Rodrigo da Fonseca domina o novo partido Regenerador, e Herculano considera ser isso negativo, sendo fundamental criar um pólo político de alternância, que será o partido histórico, em cuja criação e concretização se empenha. Nasce primeiro “O País”, e depois “O Português”, jornais críticos da lógica situacionista de Rodrigo. O escritor torna-se um militante activo da reforma nacional no sentido da concretização da legislação de Mouzinho da Silveira, da liberdade económica, do fim dos constrangimentos políticos e sociais do antigo regime, da concretização do programa municipalista contra o centralismo, das mudanças agrícolas e do proteccionismo. Numa palavra, deveriam criar-se condições para que o país governasse o país.
Os últimos anos da sua vida são marcados pela polémica e pela crítica severa do clericalismo. No entanto, Alexandre Herculano manter-se-ia fiel ao seu espírito de sempre: o da procura de uma síntese fecunda entre a tradição e a modernidade, com um empenhamento intenso pela reforma do país, de modo a combater o atraso e todas as formas de intolerância. A partir de 1867 tornar-se-á agricultor em Vale de Lobos, num gesto moral de recusa do conformismo e da indiferença.
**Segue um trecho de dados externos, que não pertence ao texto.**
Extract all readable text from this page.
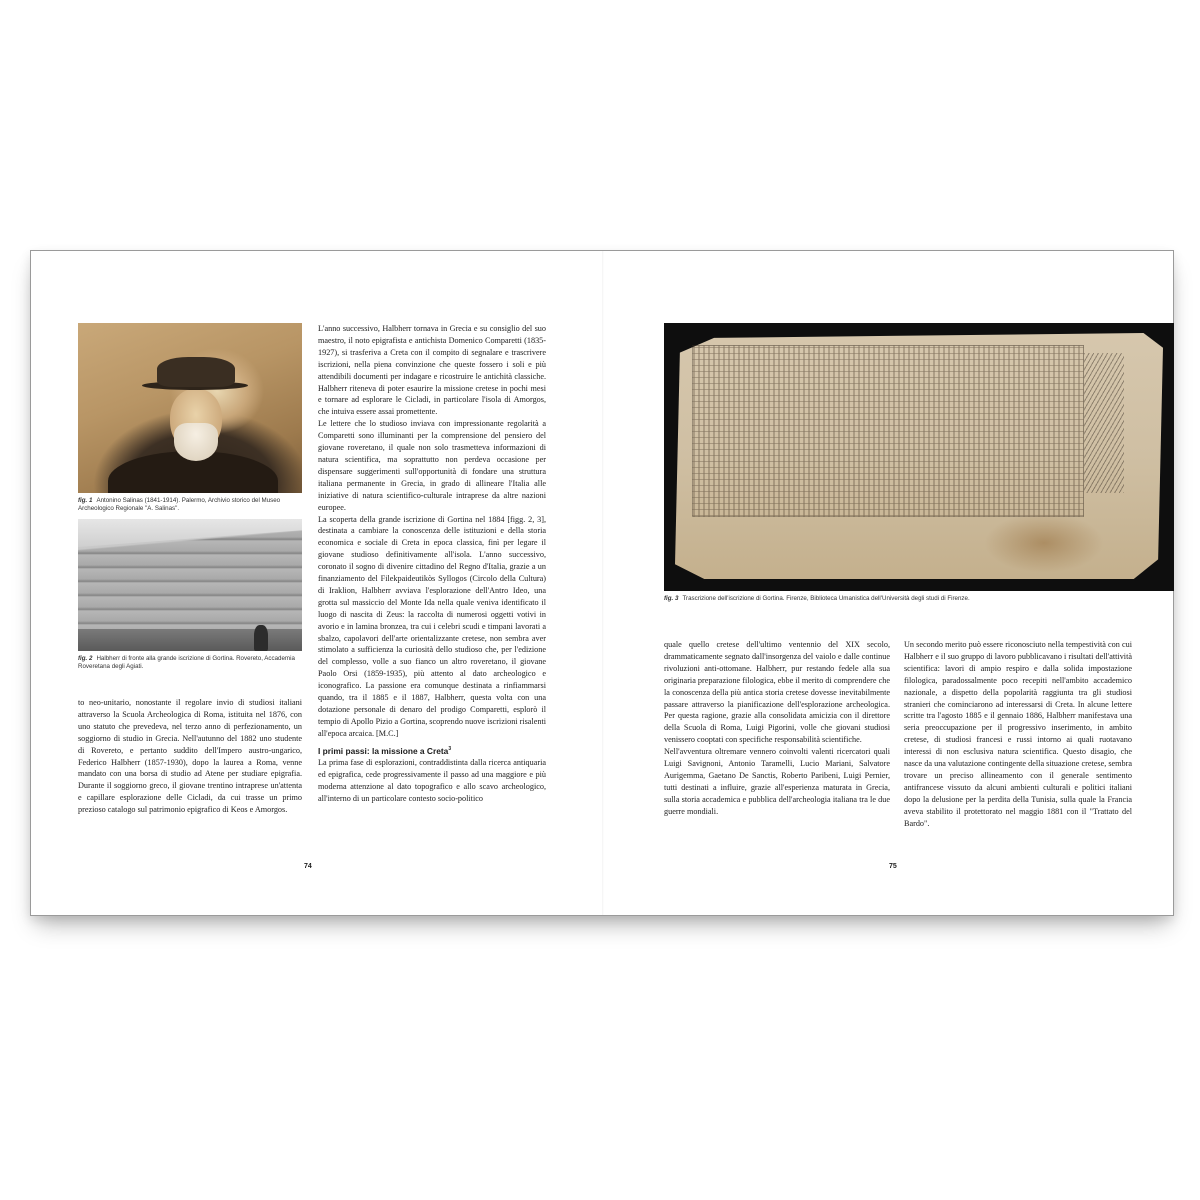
fig. 1 Antonino Salinas (1841-1914). Palermo, Archivio storico del Museo Archeologico Regionale "A. Salinas".
fig. 2 Halbherr di fronte alla grande iscrizione di Gortina. Rovereto, Accademia Roveretana degli Agiati.

to neo-unitario, nonostante il regolare invio di studiosi italiani attraverso la Scuola Archeologica di Roma, istituita nel 1876, con uno statuto che prevedeva, nel terzo anno di perfezionamento, un soggiorno di studio in Grecia. Nell'autunno del 1882 uno studente di Rovereto, e pertanto suddito dell'Impero austro-ungarico, Federico Halbherr (1857-1930), dopo la laurea a Roma, venne mandato con una borsa di studio ad Atene per studiare epigrafia. Durante il soggiorno greco, il giovane trentino intraprese un'attenta e capillare esplorazione delle Cicladi, da cui trasse un primo prezioso catalogo sul patrimonio epigrafico di Keos e Amorgos.

L'anno successivo, Halbherr tornava in Grecia e su consiglio del suo maestro, il noto epigrafista e antichista Domenico Comparetti (1835-1927), si trasferiva a Creta con il compito di segnalare e trascrivere iscrizioni, nella piena convinzione che queste fossero i soli e più attendibili documenti per indagare e ricostruire le antichità classiche. Halbherr riteneva di poter esaurire la missione cretese in pochi mesi e tornare ad esplorare le Cicladi, in particolare l'isola di Amorgos, che intuiva essere assai promettente.

Le lettere che lo studioso inviava con impressionante regolarità a Comparetti sono illuminanti per la comprensione del pensiero del giovane roveretano, il quale non solo trasmetteva informazioni di natura scientifica, ma soprattutto non perdeva occasione per dispensare suggerimenti sull'opportunità di fondare una struttura italiana permanente in Grecia, in grado di allineare l'Italia alle iniziative di natura scientifico-culturale intraprese da altre nazioni europee.

La scoperta della grande iscrizione di Gortina nel 1884 [figg. 2, 3], destinata a cambiare la conoscenza delle istituzioni e della storia economica e sociale di Creta in epoca classica, finì per legare il giovane studioso definitivamente all'isola. L'anno successivo, coronato il sogno di divenire cittadino del Regno d'Italia, grazie a un finanziamento del Filekpaideutikòs Syllogos (Circolo della Cultura) di Iraklion, Halbherr avviava l'esplorazione dell'Antro Ideo, una grotta sul massiccio del Monte Ida nella quale veniva identificato il luogo di nascita di Zeus: la raccolta di numerosi oggetti votivi in avorio e in lamina bronzea, tra cui i celebri scudi e timpani lavorati a sbalzo, capolavori dell'arte orientalizzante cretese, non sembra aver stimolato a sufficienza la curiosità dello studioso che, per l'edizione del complesso, volle a suo fianco un altro roveretano, il giovane Paolo Orsi (1859-1935), più attento al dato archeologico e iconografico. La passione era comunque destinata a rinfiammarsi quando, tra il 1885 e il 1887, Halbherr, questa volta con una dotazione personale di denaro del prodigo Comparetti, esplorò il tempio di Apollo Pizio a Gortina, scoprendo nuove iscrizioni risalenti all'epoca arcaica. [M.C.]

I primi passi: la missione a Creta$^3$

La prima fase di esplorazioni, contraddistinta dalla ricerca antiquaria ed epigrafica, cede progressivamente il passo ad una maggiore e più moderna attenzione al dato topografico e allo scavo archeologico, all'interno di un particolare contesto socio-politico

74
fig. 3 Trascrizione dell'iscrizione di Gortina. Firenze, Biblioteca Umanistica dell'Università degli studi di Firenze.

quale quello cretese dell'ultimo ventennio del XIX secolo, drammaticamente segnato dall'insorgenza del vaiolo e dalle continue rivoluzioni anti-ottomane. Halbherr, pur restando fedele alla sua originaria preparazione filologica, ebbe il merito di comprendere che la conoscenza della più antica storia cretese dovesse inevitabilmente passare attraverso la pianificazione dell'esplorazione archeologica. Per questa ragione, grazie alla consolidata amicizia con il direttore della Scuola di Roma, Luigi Pigorini, volle che giovani studiosi venissero cooptati con specifiche responsabilità scientifiche.

Nell'avventura oltremare vennero coinvolti valenti ricercatori quali Luigi Savignoni, Antonio Taramelli, Lucio Mariani, Salvatore Aurigemma, Gaetano De Sanctis, Roberto Paribeni, Luigi Pernier, tutti destinati a influire, grazie all'esperienza maturata in Grecia, sulla storia accademica e pubblica dell'archeologia italiana tra le due guerre mondiali.

Un secondo merito può essere riconosciuto nella tempestività con cui Halbherr e il suo gruppo di lavoro pubblicavano i risultati dell'attività scientifica: lavori di ampio respiro e dalla solida impostazione filologica, paradossalmente poco recepiti nell'ambito accademico nazionale, a dispetto della popolarità raggiunta tra gli studiosi stranieri che cominciarono ad interessarsi di Creta. In alcune lettere scritte tra l'agosto 1885 e il gennaio 1886, Halbherr manifestava una seria preoccupazione per il progressivo inserimento, in ambito cretese, di studiosi francesi e russi intorno ai quali ruotavano interessi di non esclusiva natura scientifica. Questo disagio, che nasce da una valutazione contingente della situazione cretese, sembra trovare un preciso allineamento con il generale sentimento antifrancese vissuto da alcuni ambienti culturali e politici italiani dopo la delusione per la perdita della Tunisia, sulla quale la Francia aveva stabilito il protettorato nel maggio 1881 con il "Trattato del Bardo".

75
No entanto, nesse período final da vida Herculano seria procurado pela juventude intelectual como referência e exemplo. Que magnífico sinal de vitalidade intelectual e cívica!
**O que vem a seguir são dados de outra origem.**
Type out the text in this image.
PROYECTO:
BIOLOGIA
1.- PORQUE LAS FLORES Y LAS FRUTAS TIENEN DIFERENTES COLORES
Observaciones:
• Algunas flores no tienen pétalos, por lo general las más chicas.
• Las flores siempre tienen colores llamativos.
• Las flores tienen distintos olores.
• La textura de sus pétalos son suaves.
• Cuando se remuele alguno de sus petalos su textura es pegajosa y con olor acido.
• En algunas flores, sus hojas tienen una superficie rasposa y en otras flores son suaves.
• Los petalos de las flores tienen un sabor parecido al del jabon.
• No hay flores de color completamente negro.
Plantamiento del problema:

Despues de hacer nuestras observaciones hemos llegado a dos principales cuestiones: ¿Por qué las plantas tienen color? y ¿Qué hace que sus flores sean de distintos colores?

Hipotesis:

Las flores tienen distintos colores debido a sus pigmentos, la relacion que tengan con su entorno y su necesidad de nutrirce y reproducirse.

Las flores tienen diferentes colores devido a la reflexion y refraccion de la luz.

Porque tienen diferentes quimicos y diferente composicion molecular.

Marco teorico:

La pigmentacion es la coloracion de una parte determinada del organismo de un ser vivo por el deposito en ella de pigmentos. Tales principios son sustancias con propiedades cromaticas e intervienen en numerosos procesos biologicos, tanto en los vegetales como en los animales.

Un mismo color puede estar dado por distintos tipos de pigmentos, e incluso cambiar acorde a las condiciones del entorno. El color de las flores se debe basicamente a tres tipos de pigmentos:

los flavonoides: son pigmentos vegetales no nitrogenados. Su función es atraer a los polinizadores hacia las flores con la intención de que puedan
A Semana Santa (de “A Harpa do Crente”)
I
Tíbio o sol entre as nuvens do ocidente,
Já lá se inclina ao mar. Grave e solene
Vai a hora da tarde! O oeste passa
Mudo nos troncos da alameda antiga,
Que já borbulha à voz da primavera:
O oeste passa mudo, e cruza a porta
Pontiaguda do templo, edificado
Por mãos duras de avós, em monumento
De uma herança de fé que nos legaram,
A nós seus netos, homens de alto esforço,
Que nos rimos da herança, e que insultamos
A cruz e o templo e a crença de outras eras;
Nós, homens fortes, servos de tiranos,
Que sabemos tão bem rojar seus ferros
Sem nos queixar, menosprezando a Pátria
E a liberdade, e o combater por ela.
Eu não! – eu rujo escravo; eu creio e espero
No Deus das almas generosas, puras,
E os déspotas maldigo. - Entendimento
Bronco, lançado em século fundido
Na servidão de gozo ataviada,
Creio que Deus é Deus e os homens livres!
II
Oh, sim! – rude amador de antigos sonhos,
Irei pedir aos túmulos dos velhos
Religioso entusiasmo, e canto novo
Hei-de tecer, que os homens do futuro
Entenderão: - um canto escarnecido
Pelos filhos dest' época mesquinha.
Em que vim peregrino a ver o mundo,
E chegar a meu termo, e repousar-me
Depois à sombra de um cipreste amigo.
III
Passa o vento os do pórtico da igreja
Esculpidos umbrais: correndo as naves
Sussurrou, sussurrou entre as colunas
De gótico lavor: no órgão do coro
Veio enfim murmurar e esvaecer-se.
Mas porque soa o vento? - Está deserto,
Silencioso ainda o sacro templo:
Nenhuma voz humana ainda recorda
Os hinos do Senhor. A natureza
Foi a primeira em celebrar seu nome
Neste dia de luto e de saudade!
Trevas da quarta-feira, eu vos saúdo!
Negras paredes, velhas testemunhas
De todas essas orações de mágoa,
Ou esperança, ou gratidão, ou sustos,
Depositadas ante vós nos dias
De uma crença fervente, hoje enlutadas
De mais escuro dó, eu vos saúdo!
A loucura da Cruz não morreu toda
Após dezoito séculos! - Quem chore
Do sofrimento o Herói existe ainda.
Eu chorarei – que as lágrimas são do homem –
Pelo Amigo do povo, assassinado
Por tiranos, e hipócritas, e turbas
Envilecidas, bárbaras, e servas.
IV
Tu, Anjo do Senhor, que acendes o estro;
Que no espaço entre o abismo e os céus vagueias,
Donde mergulhas no oceano a vista;
Tu que do trovador à mente arrojas
Quanto há nos céus esperançoso e belo,
Quanto há no inferno tenebroso e triste,
Quanto há nos mares majestoso e vago,
Hoje te invoco! – oh, vem! – lança em minha alma
A harmonia celeste e o fogo e o génio,
Que dêem vida e vigor a um carme pio. (...)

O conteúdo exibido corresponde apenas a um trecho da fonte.